The new ground to basement stair would be located at the rear of the property, enclosed within a compact glazed extension. The benefits being: a) Access to the basement is from the kitchen, ensuring there is a direct physical and visual link between the kitchen and the basement. b) There would be access to the garden from the basement. c) The arrangement of basement rooms could be a seamless succession of spaces rather than rooms off a lightless lobby, as is the generic response.
Description
The basement extends under the entire footprint of the existing house. The stair extension and lightwells to the front and back sit outside the line of the existing property. The bedroom and playroom are linked by a passageway with profiled walls and a dropped acoustic ceiling. The guest room door sits flush with the wall linings. In the guest room, grey laminate on plywood joinery conceals a fold-down bed. Off the passageway is the shower room and utility room.
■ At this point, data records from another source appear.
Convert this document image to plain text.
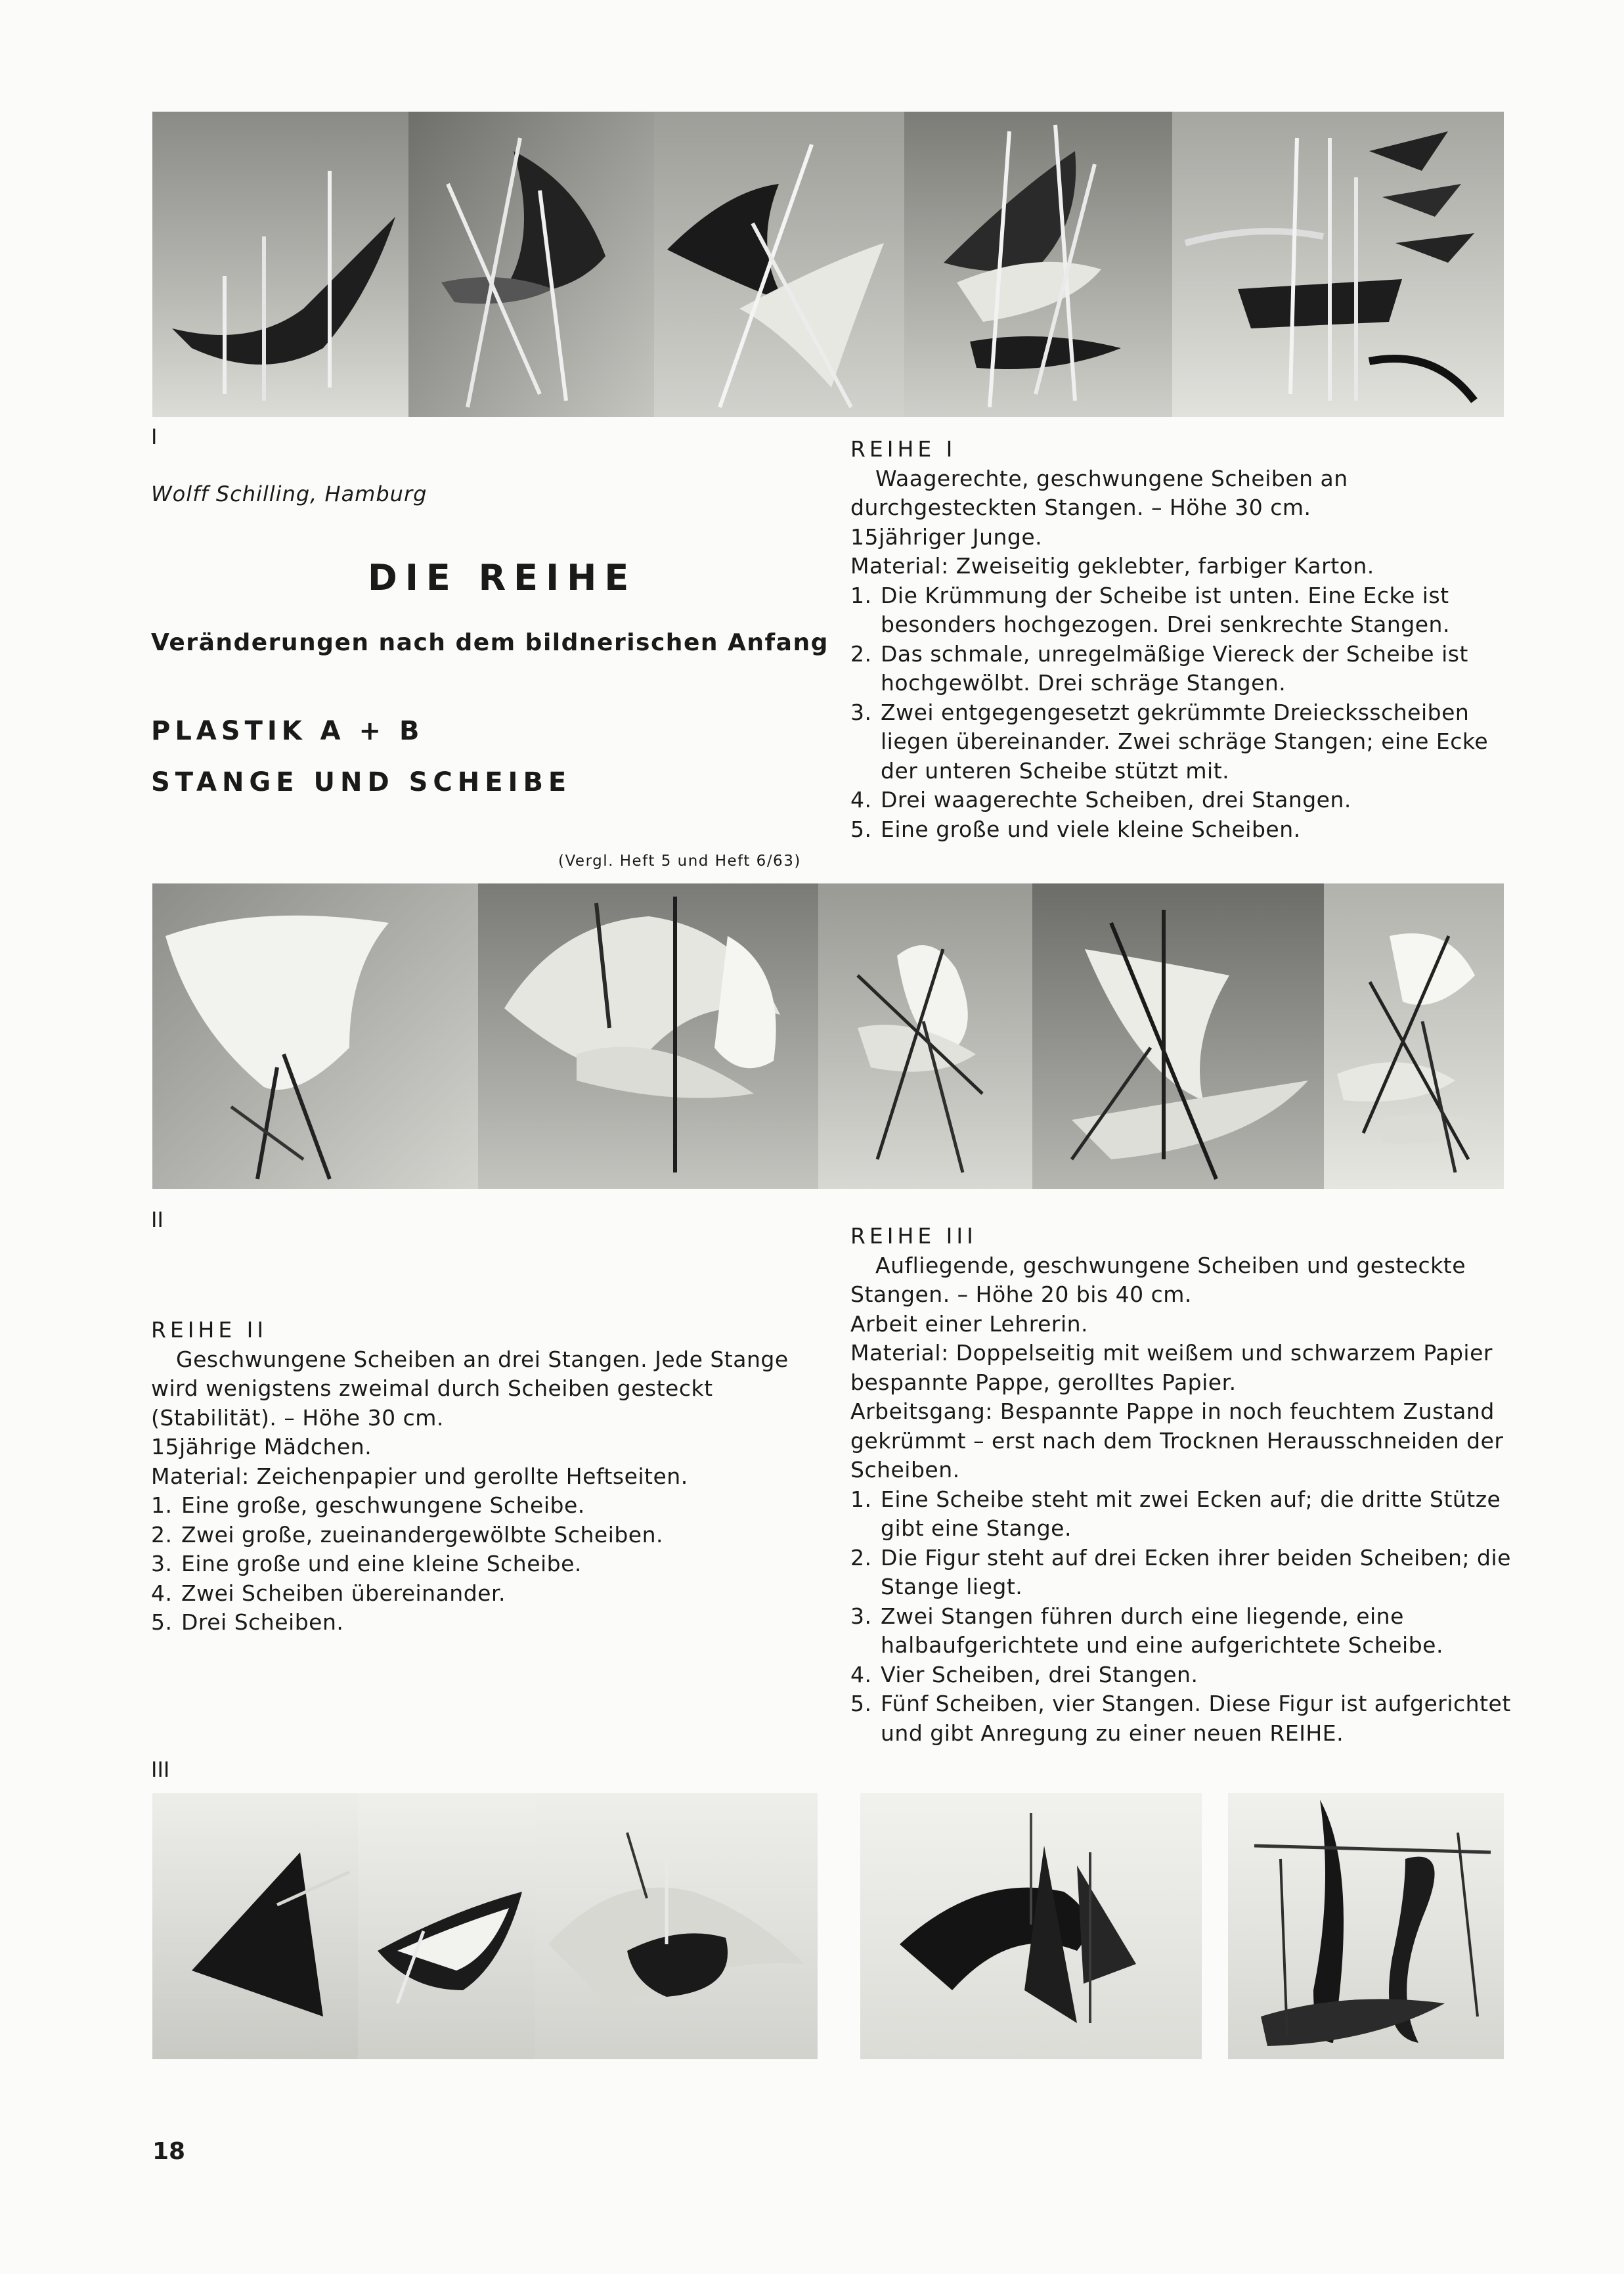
I
Wolff Schilling, Hamburg
DIE REIHE
Veränderungen nach dem bildnerischen Anfang
PLASTIK A + B
STANGE UND SCHEIBE
(Vergl. Heft 5 und Heft 6/63)
REIHE I
Waagerechte, geschwungene Scheiben an durchgesteckten Stangen. – Höhe 30 cm.
15jähriger Junge.
Material: Zweiseitig geklebter, farbiger Karton.
1. Die Krümmung der Scheibe ist unten. Eine Ecke ist besonders hochgezogen. Drei senkrechte Stangen.
2. Das schmale, unregelmäßige Viereck der Scheibe ist hochgewölbt. Drei schräge Stangen.
3. Zwei entgegengesetzt gekrümmte Dreiecksscheiben liegen übereinander. Zwei schräge Stangen; eine Ecke der unteren Scheibe stützt mit.
4. Drei waagerechte Scheiben, drei Stangen.
5. Eine große und viele kleine Scheiben.
II
REIHE II
Geschwungene Scheiben an drei Stangen. Jede Stange wird wenigstens zweimal durch Scheiben gesteckt (Stabilität). – Höhe 30 cm.
15jährige Mädchen.
Material: Zeichenpapier und gerollte Heftseiten.
1. Eine große, geschwungene Scheibe.
2. Zwei große, zueinandergewölbte Scheiben.
3. Eine große und eine kleine Scheibe.
4. Zwei Scheiben übereinander.
5. Drei Scheiben.
REIHE III
Aufliegende, geschwungene Scheiben und gesteckte Stangen. – Höhe 20 bis 40 cm.
Arbeit einer Lehrerin.
Material: Doppelseitig mit weißem und schwarzem Papier bespannte Pappe, gerolltes Papier.
Arbeitsgang: Bespannte Pappe in noch feuchtem Zustand gekrümmt – erst nach dem Trocknen Herausschneiden der Scheiben.
1. Eine Scheibe steht mit zwei Ecken auf; die dritte Stütze gibt eine Stange.
2. Die Figur steht auf drei Ecken ihrer beiden Scheiben; die Stange liegt.
3. Zwei Stangen führen durch eine liegende, eine halbaufgerichtete und eine aufgerichtete Scheibe.
4. Vier Scheiben, drei Stangen.
5. Fünf Scheiben, vier Stangen. Diese Figur ist aufgerichtet und gibt Anregung zu einer neuen REIHE.
III
18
All the rooms are linked by a consistency in materials, polished concrete floor and tones of grey walls and joinery. The shower room is finished in glass mosaics with a concrete shower tray. The new stair is precast concrete to match the floor. Working to extremely tight tolerances the stair extension has a glazed pivot door to the garden and a double height frameless glass window to the rear lightwell. In the basement below the stair, a small space that might otherwise have been forgotten has become a piano room for the kids!
The extension is clad in bronze coloured zinc, with a living roof, rooflight and acoustic ceiling to limit noise transfer between kitchen and basement. The kitchen is connected to the deck with new SkyFrame glazed doors. A hardwood decked bridge crosses the rear lightwell to give access to the garden. The new basement avoids the usual pitfalls of typical residential basement extensions. There are no dark lobbies or dead ends, more of a sense of openness, high ceilings and connections with the outside. House 13’s basement flows freely from the ground floor extension, seamlessly integrating with the existing house. A beautiful tranquil space in its own right, within this busy family home.